Second Wave – The Tobacco Settlement

As part of the Master Settlement Agreement of 1998, the major tobacco companies were required to contribute funds to ease states’ burdens in caring for residents with tobacco related illnesses.  With some of the proceeds generated from the tobacco settlement, Pennsylvania approved two one-time appropriations for strategic areas of investment - the Health Venture Investment Account and the establishment of three regional biotechnology research centers known as the Life Science Greenhouse program (LSG).

The Health Venture Investment Account invested $60 million in four life science venture capital funds that pledged to invest that capital in Pennsylvania companies.  Those funds also pledged to match every public $1 with another $3 from private investors, thus turning the state’s $60 million commitment into a $240 million war chest. 

The Life Science Greenhouse program was created to address a lack of valley of death (gap between academic work and early product refinement needed to attract VCs) capital for start-ups.  The three Greenhouses provide not only early stage capital (up to $1.25 million in companies over the life of an investment), but also mentoring and consulting services.

Third Wave – Venture Capital Investment Programs

In 2004, then-Governor Ed Rendell, put forth an ambitious $2 billion stimulus plan to help boost job creation in the state.  Knowing that Pennsylvania lagged its peers in start-up creation, Gov. Rendell carved out $310 million from the stimulus plan to directly fund two new venture programs: PA Venture Guarantee Program and the PA Venture Capital Investment Program.

Launched in 2007, the PA Venture Guarantee Program sought to leverage $250 million of capital to attract VC investors to the state’s start-ups and businesses.  The Guarantee Program was quite novel in that it incentivized VCs to take on more risk in high growth businesses by protecting against the potential loss of investors’ principal.  In return for investors committing at least $15 million of capital to a Pennsylvania start-up, the PA Venture Guarantee Program would cover the first loss of the aggregate amount of principal invested in the company up to 50% of the total principal invested (i.e. $7.5M covered on a $15M investment).  This program essentially encouraged VCs to double down on investments made in Pennsylvania companies. 

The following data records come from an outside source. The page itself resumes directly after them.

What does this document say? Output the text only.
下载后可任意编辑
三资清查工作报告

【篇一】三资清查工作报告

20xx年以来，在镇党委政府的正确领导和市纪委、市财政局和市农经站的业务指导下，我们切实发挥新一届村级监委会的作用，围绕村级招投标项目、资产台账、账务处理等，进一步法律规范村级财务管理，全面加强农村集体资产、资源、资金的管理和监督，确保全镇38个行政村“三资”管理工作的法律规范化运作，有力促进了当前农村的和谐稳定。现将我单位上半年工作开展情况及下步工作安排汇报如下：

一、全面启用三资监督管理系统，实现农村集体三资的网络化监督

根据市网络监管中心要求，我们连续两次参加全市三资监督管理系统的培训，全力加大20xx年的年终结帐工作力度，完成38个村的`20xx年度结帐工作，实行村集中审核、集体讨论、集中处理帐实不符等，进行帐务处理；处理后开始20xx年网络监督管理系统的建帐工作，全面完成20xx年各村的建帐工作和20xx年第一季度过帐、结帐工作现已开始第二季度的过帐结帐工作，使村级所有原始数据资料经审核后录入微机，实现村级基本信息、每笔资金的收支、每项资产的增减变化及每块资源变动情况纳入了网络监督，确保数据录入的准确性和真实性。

To participate in the program, the state created a prerequisite that the recipient (VC fund) would maintain an office in Pennsylvania staffed with at least one senior-level partner for the duration of the guarantee

Philadelphia and Pittsburgh attract the lion’s share of start-up capital, leaving vast regions of the state without funding sources.  Structured as a $60 million Fund of Funds, a second venture program - the PA Venture Capital Investment Program – was launched to promote investment outside of metropolitan areas.  Like the Health Venture Investment Account, the Venture Capital Investment Program has a 3:1 matching component, turning the state’s $60 million investment into $240 million of capital. 

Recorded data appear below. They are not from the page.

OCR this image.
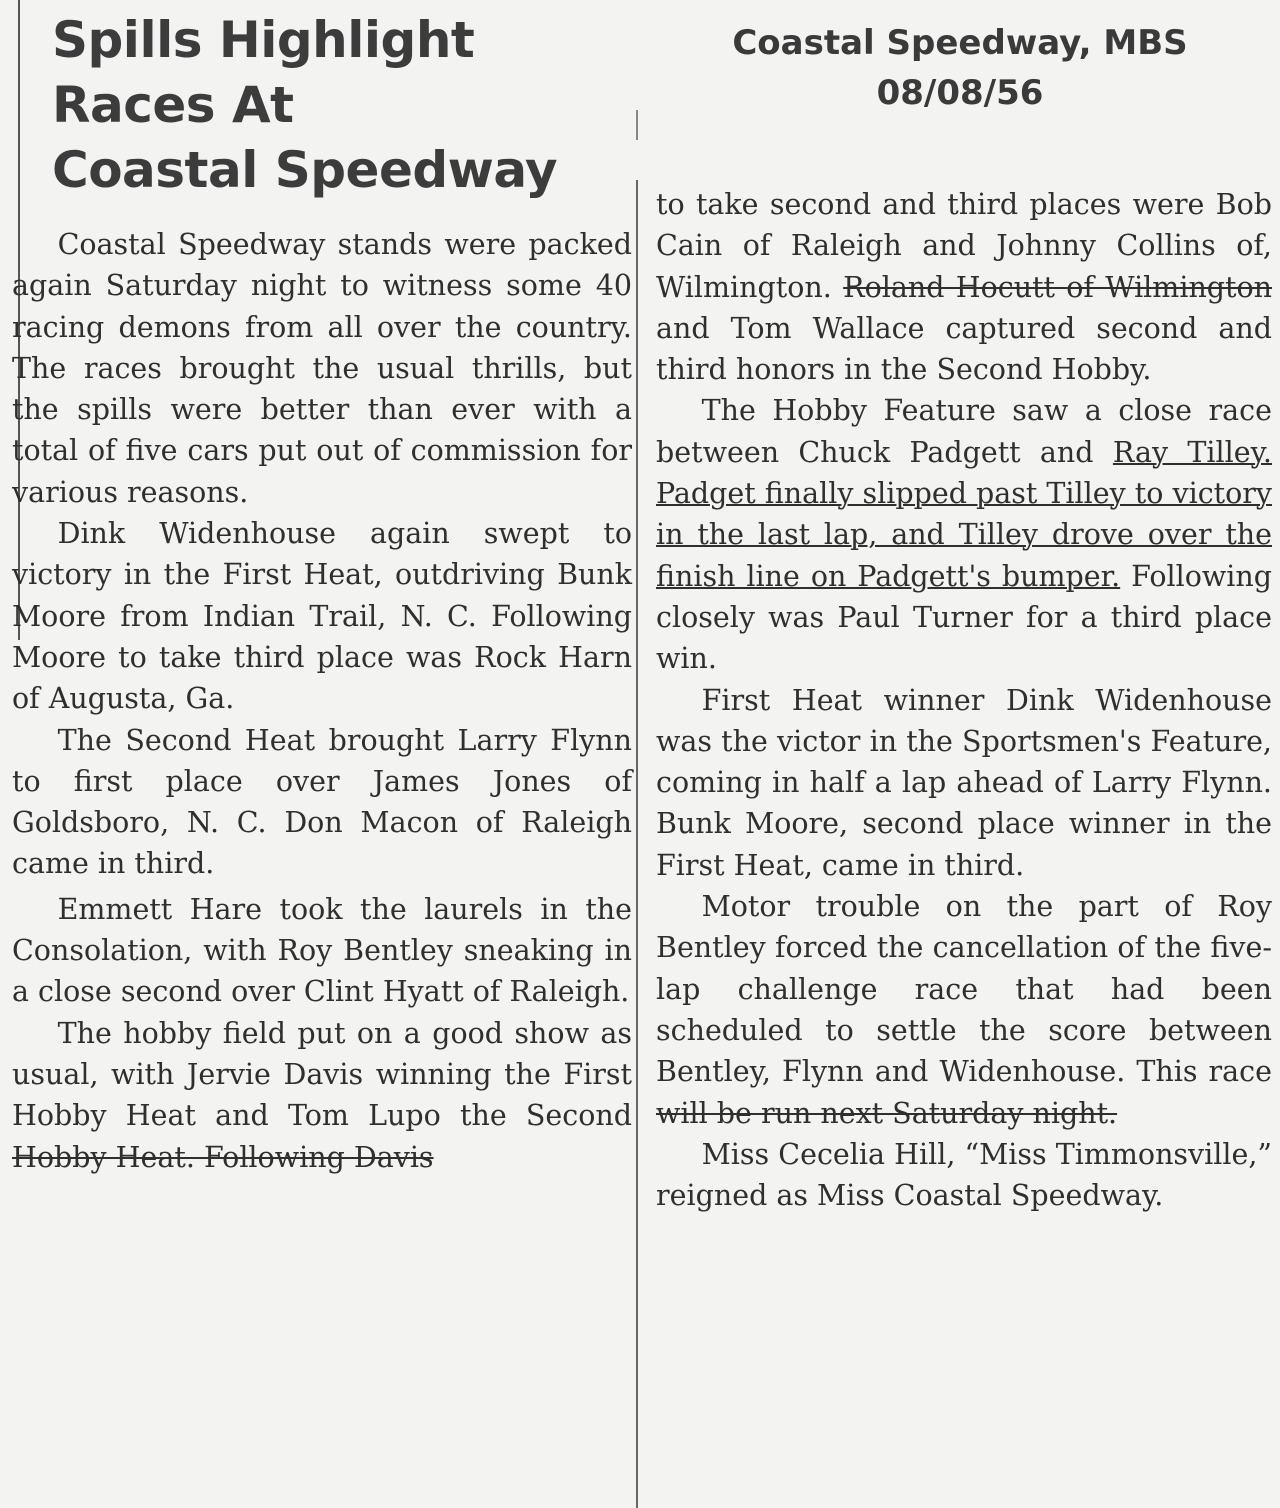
Spills Highlight
Races At
Coastal Speedway
Coastal Speedway, MBS
08/08/56

Coastal Speedway stands were packed again Saturday night to witness some 40 racing demons from all over the country. The races brought the usual thrills, but the spills were better than ever with a total of five cars put out of commission for various reasons.

Dink Widenhouse again swept to victory in the First Heat, outdriving Bunk Moore from Indian Trail, N. C. Following Moore to take third place was Rock Harn of Augusta, Ga.

The Second Heat brought Larry Flynn to first place over James Jones of Goldsboro, N. C. Don Macon of Raleigh came in third.

Emmett Hare took the laurels in the Consolation, with Roy Bentley sneaking in a close second over Clint Hyatt of Raleigh.

The hobby field put on a good show as usual, with Jervie Davis winning the First Hobby Heat and Tom Lupo the Second Hobby Heat. Following Davis

to take second and third places were Bob Cain of Raleigh and Johnny Collins of, Wilmington. Roland Hocutt of Wilmington and Tom Wallace captured second and third honors in the Second Hobby.

The Hobby Feature saw a close race between Chuck Padgett and Ray Tilley. Padget finally slipped past Tilley to victory in the last lap, and Tilley drove over the finish line on Padgett's bumper. Following closely was Paul Turner for a third place win.

First Heat winner Dink Widenhouse was the victor in the Sportsmen's Feature, coming in half a lap ahead of Larry Flynn. Bunk Moore, second place winner in the First Heat, came in third.

Motor trouble on the part of Roy Bentley forced the cancellation of the five-lap challenge race that had been scheduled to settle the score between Bentley, Flynn and Widenhouse. This race will be run next Saturday night.

Miss Cecelia Hill, “Miss Timmonsville,” reigned as Miss Coastal Speedway.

The success of the PA Venture Capital Investment Program has been quite remarkable over the last five years and the program currently has 12 participating venture funds, 5 of which were 1st time funds.   Those 12 funds have collectively invested over $117 million in 45 Pennsylvania companies.   

Concluding Thoughts

Like entrepreneurs who are looking for their first seed funding, VCs often struggle to find anchor investors.  Given the current economic climate, states might want to consider playing a greater role in spurring venture fund creation and helping maintain the capitalization of existing funds. 

Five first time funds were funded over the last few years through the PA Venture Capital Investment Program.  Without the state stepping up to the plate as an anchor investor, it is hard to believe that those funds would have been raised during the economic downturn.  Yet, it is in such down economies that VC dollars are so impactful – providing needed capital to start-ups as exit windows remain closed and creating jobs through the funding of new companies.  

With the proper incentives and prerequisites in place, capital investment in venture capital funds by states is a proven driver of job formation via the growth of start-up companies.